Traditional Multi-Processor Systems
Traditional multi-processor systems run a single operating system (OS). The OS interacts with the system using a well-defined hardware interface, which provides the OS with predefined services to use and control the hardware. These interfaces may include hardware detection and probing, memory ordering semantics, I/O space access and interrupt delivery mechanisms.
Intel's Multiprocessor Specification allows a single copy of an operating system to run on a single CPU system as well as on a multi-CPU system with up to 255 CPUs. It details a well-defined interface that allows the OS to know exactly how to probe the hardware to determine what kind of system is running underneath it, and then behaves accordingly. This interface also handles the coordination of the underlying system with the OS. For a traditional multi-processor system, such interface is implemented in a silicon chipset.
In addition to the hardware interface, the multi-processor system consists of CPUs, memory and I/O subsystems. These components are all connected together with a proprietary backplane, often implemented by a chipset. Examples of such chipsets and backplanes are Intel's FSB (Front Side Bus), AMD's HT (Hyper-Transport), SUN's CrossBar, SGI's NUMALINK and IBM's XA.
The chipset and the proprietary backplane (system interconnect) are the elements where multi-processor systems differ the most from each other and where the major cost of a high-end multi-processor systems is derived. The system interconnect is expensive because the more processors that are added to a system, the more complex it becomes to connect them all together in a manner that ensures both coherency and performance. Traditional multi-processor systems require the creation of a custom chipset to implement the system interconnect to allow processor, memory and I/O communication.

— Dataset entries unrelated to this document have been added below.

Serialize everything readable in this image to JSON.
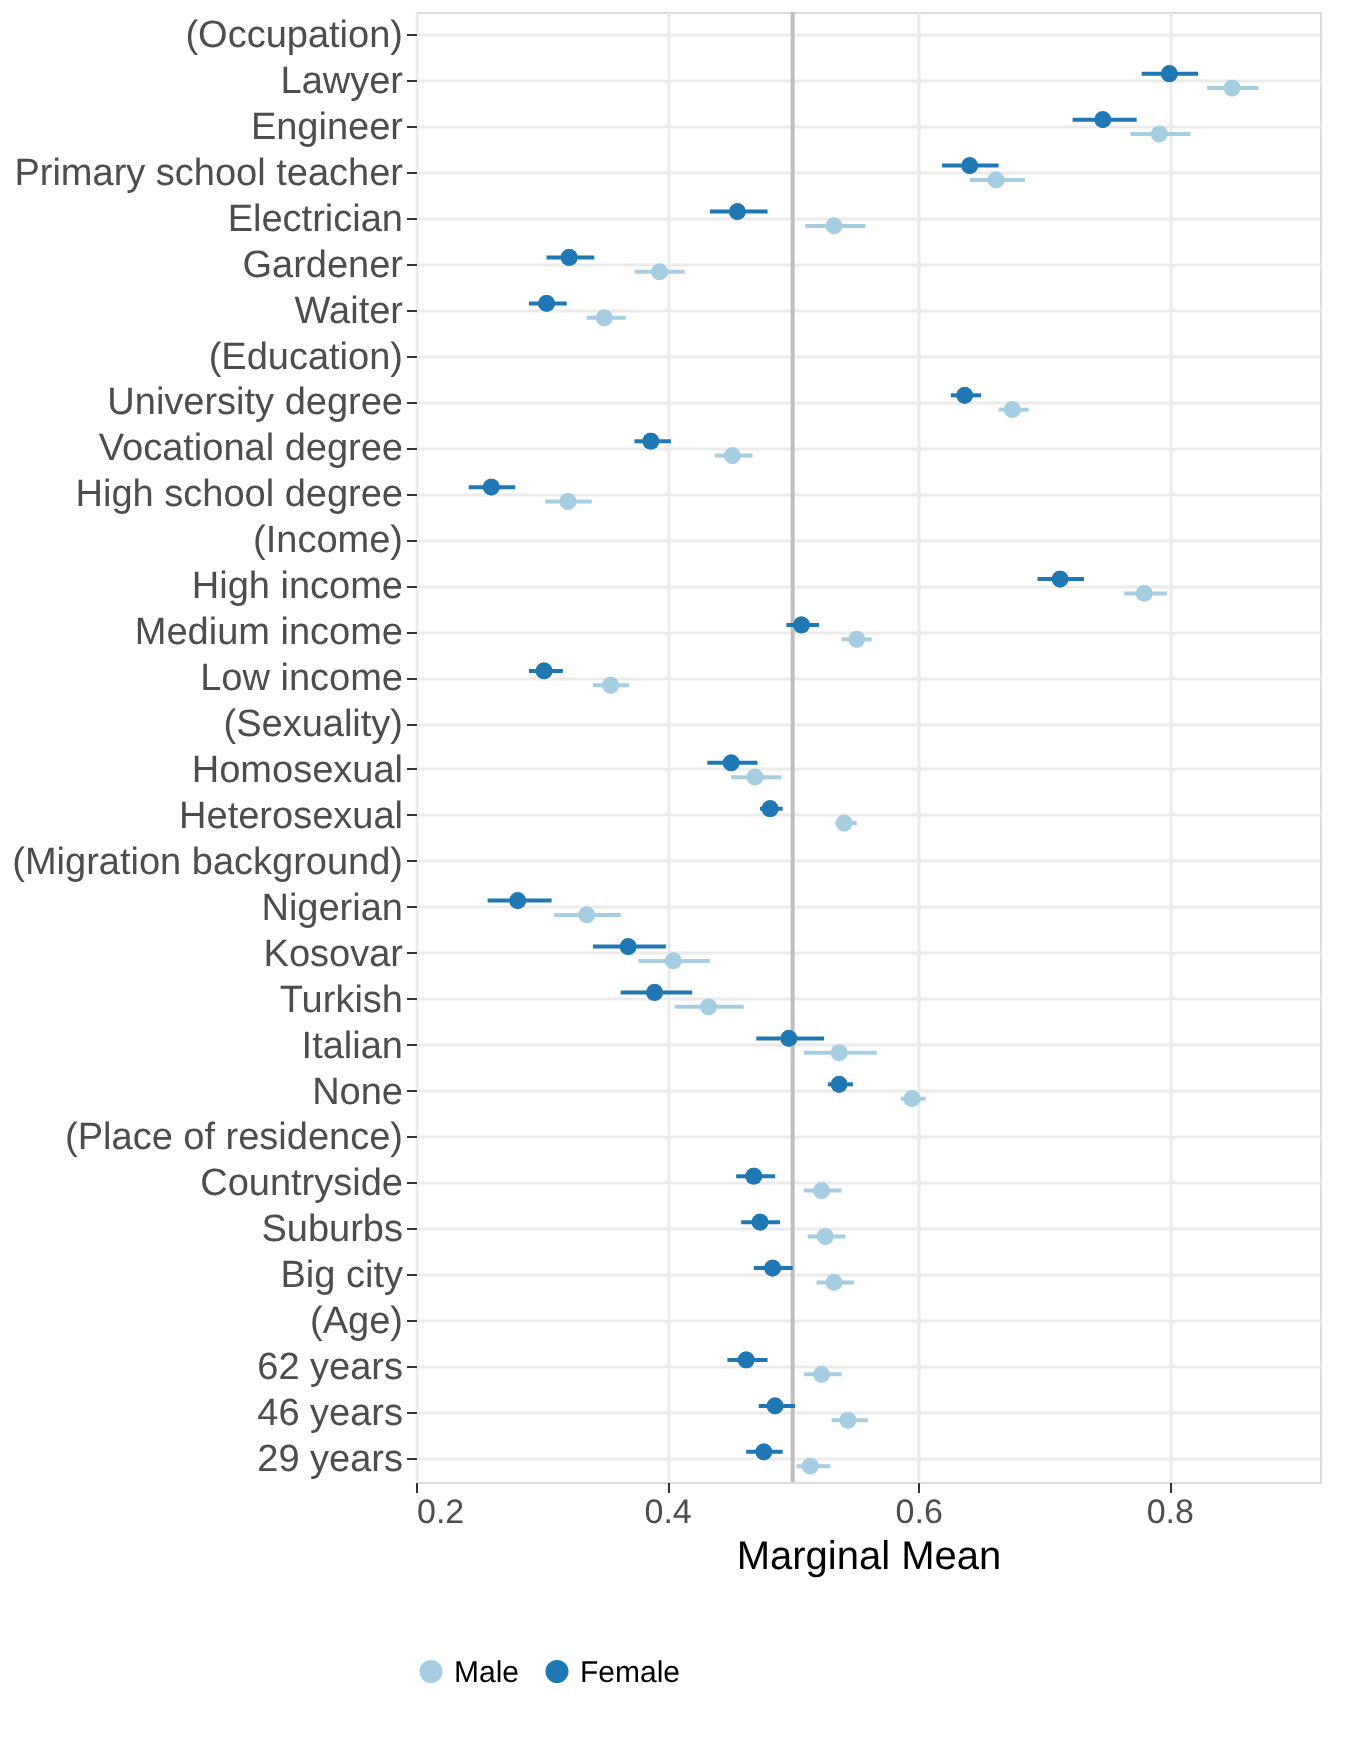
{
  "chart_data": {
    "type": "scatter",
    "orientation": "horizontal",
    "xlabel": "Marginal Mean",
    "categories": [
      "(Occupation)",
      "Lawyer",
      "Engineer",
      "Primary school teacher",
      "Electrician",
      "Gardener",
      "Waiter",
      "(Education)",
      "University degree",
      "Vocational degree",
      "High school degree",
      "(Income)",
      "High income",
      "Medium income",
      "Low income",
      "(Sexuality)",
      "Homosexual",
      "Heterosexual",
      "(Migration background)",
      "Nigerian",
      "Kosovar",
      "Turkish",
      "Italian",
      "None",
      "(Place of residence)",
      "Countryside",
      "Suburbs",
      "Big city",
      "(Age)",
      "62 years",
      "46 years",
      "29 years"
    ],
    "series": [
      {
        "name": "Male",
        "color": "#a6cee3",
        "values": [
          null,
          0.85,
          0.792,
          0.662,
          0.533,
          0.394,
          0.35,
          null,
          0.675,
          0.452,
          0.321,
          null,
          0.78,
          0.551,
          0.355,
          null,
          0.47,
          0.541,
          null,
          0.336,
          0.405,
          0.433,
          0.537,
          0.595,
          null,
          0.523,
          0.526,
          0.533,
          null,
          0.523,
          0.544,
          0.514
        ],
        "errors": [
          null,
          [
            0.83,
            0.871
          ],
          [
            0.769,
            0.817
          ],
          [
            0.641,
            0.685
          ],
          [
            0.51,
            0.558
          ],
          [
            0.374,
            0.414
          ],
          [
            0.336,
            0.367
          ],
          null,
          [
            0.664,
            0.688
          ],
          [
            0.438,
            0.468
          ],
          [
            0.303,
            0.34
          ],
          null,
          [
            0.764,
            0.798
          ],
          [
            0.539,
            0.563
          ],
          [
            0.341,
            0.37
          ],
          null,
          [
            0.451,
            0.491
          ],
          [
            0.534,
            0.551
          ],
          null,
          [
            0.31,
            0.363
          ],
          [
            0.377,
            0.434
          ],
          [
            0.406,
            0.461
          ],
          [
            0.509,
            0.567
          ],
          [
            0.586,
            0.606
          ],
          null,
          [
            0.509,
            0.539
          ],
          [
            0.512,
            0.542
          ],
          [
            0.519,
            0.549
          ],
          null,
          [
            0.509,
            0.539
          ],
          [
            0.531,
            0.56
          ],
          [
            0.503,
            0.53
          ]
        ]
      },
      {
        "name": "Female",
        "color": "#1f78b4",
        "values": [
          null,
          0.8,
          0.747,
          0.641,
          0.456,
          0.322,
          0.304,
          null,
          0.637,
          0.387,
          0.26,
          null,
          0.713,
          0.507,
          0.302,
          null,
          0.451,
          0.482,
          null,
          0.281,
          0.369,
          0.39,
          0.497,
          0.537,
          null,
          0.469,
          0.474,
          0.484,
          null,
          0.463,
          0.486,
          0.477
        ],
        "errors": [
          null,
          [
            0.778,
            0.823
          ],
          [
            0.723,
            0.774
          ],
          [
            0.619,
            0.664
          ],
          [
            0.434,
            0.48
          ],
          [
            0.304,
            0.342
          ],
          [
            0.29,
            0.32
          ],
          null,
          [
            0.626,
            0.65
          ],
          [
            0.374,
            0.403
          ],
          [
            0.242,
            0.279
          ],
          null,
          [
            0.695,
            0.732
          ],
          [
            0.495,
            0.521
          ],
          [
            0.29,
            0.317
          ],
          null,
          [
            0.432,
            0.472
          ],
          [
            0.474,
            0.492
          ],
          null,
          [
            0.257,
            0.308
          ],
          [
            0.341,
            0.399
          ],
          [
            0.363,
            0.42
          ],
          [
            0.471,
            0.525
          ],
          [
            0.528,
            0.548
          ],
          null,
          [
            0.455,
            0.486
          ],
          [
            0.459,
            0.49
          ],
          [
            0.469,
            0.5
          ],
          null,
          [
            0.448,
            0.48
          ],
          [
            0.473,
            0.502
          ],
          [
            0.463,
            0.492
          ]
        ]
      }
    ],
    "xlim": [
      0.2,
      0.92
    ],
    "xticks": [
      0.2,
      0.4,
      0.6,
      0.8
    ],
    "ref_lines": [
      {
        "axis": "x",
        "value": 0.5,
        "color": "#bebebe"
      }
    ],
    "grid": true,
    "legend": "bottom",
    "marker": "circle"
  }
}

Software Approach: Aggregation
Aggregation reduces the costs associated with custom chipsets and backplanes. It requires multiple high-volume, industry-standard x86 systems (processor speed and amount of memory across boards do not have to be the same). In addition, a high-speed, low-latency interconnect serves as backplane. InfiniBand infrastructure excels in this regard. The aggregation software is loaded on each system board below the operating system layer.